Tide Loads of Hope helps storm victims with laundry

Katherine Martin

If you’re driving down McFarland Boulevard, you can’t miss the Tide Loads of Hope mobile laundromat and relief center parked in front of University Mall.

The staff of eight workers and three managers has been working 12 hour shifts full of non-stop laundry for a little over a week since a tornado touched down in Tuscaloosa, leaving hundreds of families without homes and unable to do their own laundry.

Nick Lastrina, a member of the Tide Loads of Hope staff, has been working in Tuscaloosa since the truck equipped with 32 energy-efficient washers and dryers arrived.

This week is Lastrina’s third week working with Tide Loads of Hope. Previously, he worked in Winsor, N.C. and Fayetteville, N.C.

“It’s a small way we can really help that ends up meaning a lot to disaster victims,” Lastrina said. “The little things like putting on a new clean shirt after a week of wearing the same stuff can help in the biggest way.”

On average, Lastrina said the team washes, dries and folds 175 to 200 bags of laundry per day, but sometimes they’ve done 300 to 350 loads.

Lastrina said each family can bring in two loads of laundry a day, but can come back the next day. When the items are dropped off, they are placed in a white laundry bag to be washed. Fresh laundry is ready the next day.

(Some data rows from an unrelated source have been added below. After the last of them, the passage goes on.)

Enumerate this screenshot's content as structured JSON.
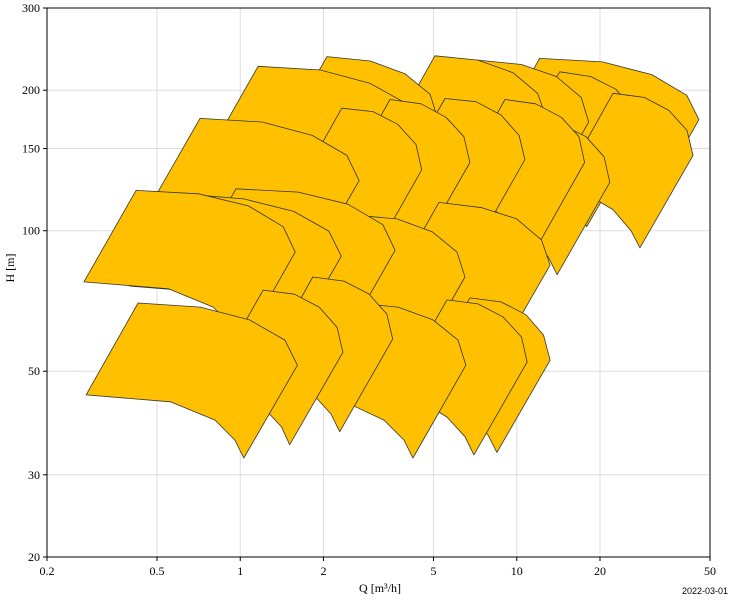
{
  "chart_data": {
    "type": "area",
    "xlabel": "Q [m³/h]",
    "ylabel": "H [m]",
    "annotation": "2022-03-01",
    "xscale": "log",
    "yscale": "log",
    "xlim": [
      0.2,
      50
    ],
    "ylim": [
      20,
      300
    ],
    "xticks": [
      0.2,
      0.5,
      1,
      2,
      5,
      10,
      20,
      50
    ],
    "yticks": [
      20,
      30,
      50,
      100,
      150,
      200,
      300
    ],
    "grid": true,
    "color": "#ffc000",
    "edgecolor": "#333333",
    "series": [
      {
        "x": [
          12.1,
          20.4,
          30.8,
          41.2,
          45.6,
          29.4,
          27.2,
          23.0,
          15.9,
          7.86
        ],
        "values": [
          234,
          230,
          216,
          195,
          173,
          109,
          119,
          131,
          144,
          149
        ]
      },
      {
        "x": [
          14.3,
          18.5,
          22.8,
          26.5,
          27.9,
          17.9,
          16.6,
          14.3,
          11.2,
          9.28
        ],
        "values": [
          219,
          214,
          201,
          182,
          161,
          102,
          111,
          123,
          134,
          139
        ]
      },
      {
        "x": [
          7.24,
          10.4,
          13.9,
          17.1,
          18.2,
          11.7,
          10.9,
          9.22,
          6.66,
          4.69
        ],
        "values": [
          232,
          227,
          214,
          193,
          171,
          108,
          118,
          130,
          143,
          147
        ]
      },
      {
        "x": [
          5.06,
          7.24,
          9.69,
          11.9,
          12.8,
          8.2,
          7.61,
          6.44,
          4.66,
          3.28
        ],
        "values": [
          237,
          232,
          218,
          197,
          174,
          110,
          120,
          133,
          145,
          150
        ]
      },
      {
        "x": [
          2.06,
          2.95,
          3.94,
          4.86,
          5.19,
          3.34,
          3.1,
          2.62,
          1.9,
          1.33
        ],
        "values": [
          236,
          231,
          217,
          196,
          173,
          110,
          120,
          132,
          145,
          150
        ]
      },
      {
        "x": [
          1.16,
          1.95,
          2.94,
          3.94,
          4.36,
          2.8,
          2.6,
          2.2,
          1.52,
          0.751
        ],
        "values": [
          225,
          221,
          207,
          188,
          166,
          105,
          115,
          126,
          138,
          143
        ]
      },
      {
        "x": [
          22.3,
          28.9,
          35.5,
          41.3,
          43.4,
          27.9,
          25.9,
          22.3,
          17.4,
          14.5
        ],
        "values": [
          197,
          193,
          181,
          164,
          145,
          91.9,
          100,
          111,
          121,
          125
        ]
      },
      {
        "x": [
          11.2,
          14.5,
          17.8,
          20.7,
          21.7,
          14.0,
          13.0,
          11.2,
          8.69,
          7.23
        ],
        "values": [
          173,
          169,
          159,
          144,
          127,
          80.5,
          87.9,
          96.9,
          106,
          110
        ]
      },
      {
        "x": [
          9.07,
          11.7,
          14.5,
          16.8,
          17.6,
          11.4,
          10.5,
          9.07,
          7.07,
          5.88
        ],
        "values": [
          191,
          187,
          175,
          159,
          140,
          88.8,
          97.0,
          107,
          117,
          121
        ]
      },
      {
        "x": [
          5.5,
          7.12,
          8.77,
          10.2,
          10.7,
          6.89,
          6.39,
          5.5,
          4.28,
          3.56
        ],
        "values": [
          192,
          189,
          177,
          160,
          142,
          89.7,
          97.9,
          108,
          118,
          122
        ]
      },
      {
        "x": [
          3.48,
          4.51,
          5.55,
          6.44,
          6.77,
          4.36,
          4.04,
          3.48,
          2.71,
          2.26
        ],
        "values": [
          191,
          187,
          175,
          159,
          140,
          88.8,
          97.0,
          107,
          117,
          121
        ]
      },
      {
        "x": [
          2.33,
          3.02,
          3.71,
          4.32,
          4.53,
          2.92,
          2.71,
          2.33,
          1.82,
          1.51
        ],
        "values": [
          183,
          180,
          169,
          153,
          135,
          85.4,
          93.2,
          103,
          112,
          116
        ]
      },
      {
        "x": [
          0.715,
          1.2,
          1.82,
          2.43,
          2.69,
          1.73,
          1.6,
          1.36,
          0.937,
          0.463
        ],
        "values": [
          174,
          171,
          160,
          145,
          128,
          81.3,
          88.8,
          97.8,
          107,
          111
        ]
      },
      {
        "x": [
          5.23,
          7.48,
          10.0,
          12.3,
          13.2,
          8.48,
          7.87,
          6.66,
          4.81,
          3.39
        ],
        "values": [
          115,
          112,
          106,
          95.5,
          84.4,
          53.5,
          58.4,
          64.3,
          70.4,
          72.8
        ]
      },
      {
        "x": [
          2.58,
          3.69,
          4.94,
          6.08,
          6.5,
          4.18,
          3.88,
          3.28,
          2.37,
          1.67
        ],
        "values": [
          108,
          106,
          99.5,
          90.0,
          79.6,
          50.4,
          55.0,
          60.6,
          66.4,
          68.6
        ]
      },
      {
        "x": [
          0.965,
          1.62,
          2.45,
          3.28,
          3.63,
          2.34,
          2.16,
          1.83,
          1.26,
          0.625
        ],
        "values": [
          123,
          121,
          114,
          103,
          90.8,
          57.5,
          62.8,
          69.2,
          75.8,
          78.4
        ]
      },
      {
        "x": [
          0.616,
          1.03,
          1.56,
          2.09,
          2.32,
          1.49,
          1.38,
          1.17,
          0.807,
          0.399
        ],
        "values": [
          120,
          117,
          110,
          99.8,
          88.2,
          55.8,
          61.0,
          67.2,
          73.6,
          76.1
        ]
      },
      {
        "x": [
          0.42,
          0.706,
          1.07,
          1.43,
          1.58,
          1.02,
          0.941,
          0.798,
          0.55,
          0.272
        ],
        "values": [
          122,
          120,
          113,
          102,
          90.0,
          57.0,
          62.3,
          68.6,
          75.1,
          77.7
        ]
      },
      {
        "x": [
          6.77,
          8.77,
          10.8,
          12.5,
          13.2,
          8.48,
          7.87,
          6.77,
          5.27,
          4.39
        ],
        "values": [
          71.8,
          70.4,
          66.1,
          59.8,
          52.8,
          33.5,
          36.5,
          40.3,
          44.1,
          45.6
        ]
      },
      {
        "x": [
          5.59,
          7.24,
          8.91,
          10.4,
          10.9,
          7.0,
          6.5,
          5.59,
          4.35,
          3.62
        ],
        "values": [
          71.1,
          69.7,
          65.4,
          59.2,
          52.3,
          33.1,
          36.2,
          39.9,
          43.7,
          45.1
        ]
      },
      {
        "x": [
          2.6,
          3.72,
          4.98,
          6.13,
          6.55,
          4.21,
          3.91,
          3.31,
          2.39,
          1.68
        ],
        "values": [
          70.0,
          68.6,
          64.4,
          58.3,
          51.5,
          32.6,
          35.6,
          39.3,
          43.0,
          44.5
        ]
      },
      {
        "x": [
          1.83,
          2.37,
          2.92,
          3.39,
          3.56,
          2.29,
          2.13,
          1.83,
          1.43,
          1.19
        ],
        "values": [
          79.6,
          78.0,
          73.2,
          66.3,
          58.6,
          37.1,
          40.5,
          44.7,
          48.9,
          50.5
        ]
      },
      {
        "x": [
          1.21,
          1.57,
          1.93,
          2.24,
          2.35,
          1.51,
          1.41,
          1.21,
          0.943,
          0.784
        ],
        "values": [
          74.6,
          73.1,
          68.6,
          62.1,
          54.9,
          34.8,
          38.0,
          41.9,
          45.8,
          47.4
        ]
      },
      {
        "x": [
          0.427,
          0.717,
          1.08,
          1.45,
          1.61,
          1.03,
          0.956,
          0.811,
          0.559,
          0.277
        ],
        "values": [
          70.0,
          68.6,
          64.4,
          58.3,
          51.5,
          32.6,
          35.6,
          39.3,
          43.0,
          44.5
        ]
      }
    ]
  }
}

Chalyse Stancil, a UA student, started working with the program on May 2. Stancil said working with Tide Loads of Hope was a great experience.

“I knew that Tide Loads of Hope was a huge deal,” Stancil said, “everyone was coming out taking pictures and stuff, but it’s really cool to actually be a part of it.”

On Mother’s Day, Stancil said a woman came up to her and didn’t have any detergent and told her she’d come back and do her laundry when she found some.

“I was like, no we provide the detergent and we wash and dry your clothes and fold and package them for you and I gave her a carnation for Mother’s Day and she broke down in tears,” she said.

Autumn White, another member of the Tide Loads of Hope team, said she likes working because it goes to a great cause.

“I think everyone in Alabama should help their neighbors and really devote time,” she said. “It’s a lot of hard work, but obviously it’s worth it.”

White said a lot people didn’t realize that Tide Loads of Hope was real until they saw the orange truck for themselves.

“You see people bring in their stuff and they say, ‘y’all fold it too?” she said. “They don’t expect the full service and they don’t expect it to be free.”

Tide Loads of Hope has teamed up with Duracell and the Red Cross to also provide the Recharge, Reconnect, Recover center complete with free WiFi, televisions and a bulletin board, Lastrina said.

“Obviously, a lot of peoples’ computers were lost, their televisions were lost, they don’t have a radio anymore, so they can come in there and we have a lounge area where you can watch the news, update your Facebook or whatever and reach out to people who have previously been worried about you because you had no way to connect to them,” he said.

As of today, the program will be pulling out of Tuscaloosa on Thursday, May 12, Lastina said.

The program chooses a location based on where disaster strikes, according to the Tide Loads of Hope website.

Tide Loads of Hope began after Hurricane Katrina stuck New Orleans in 2005 to provide laundry services for those affected by disasters, the site stated. Currently, more than 34,000 loads of laundry have been cleaned for victims.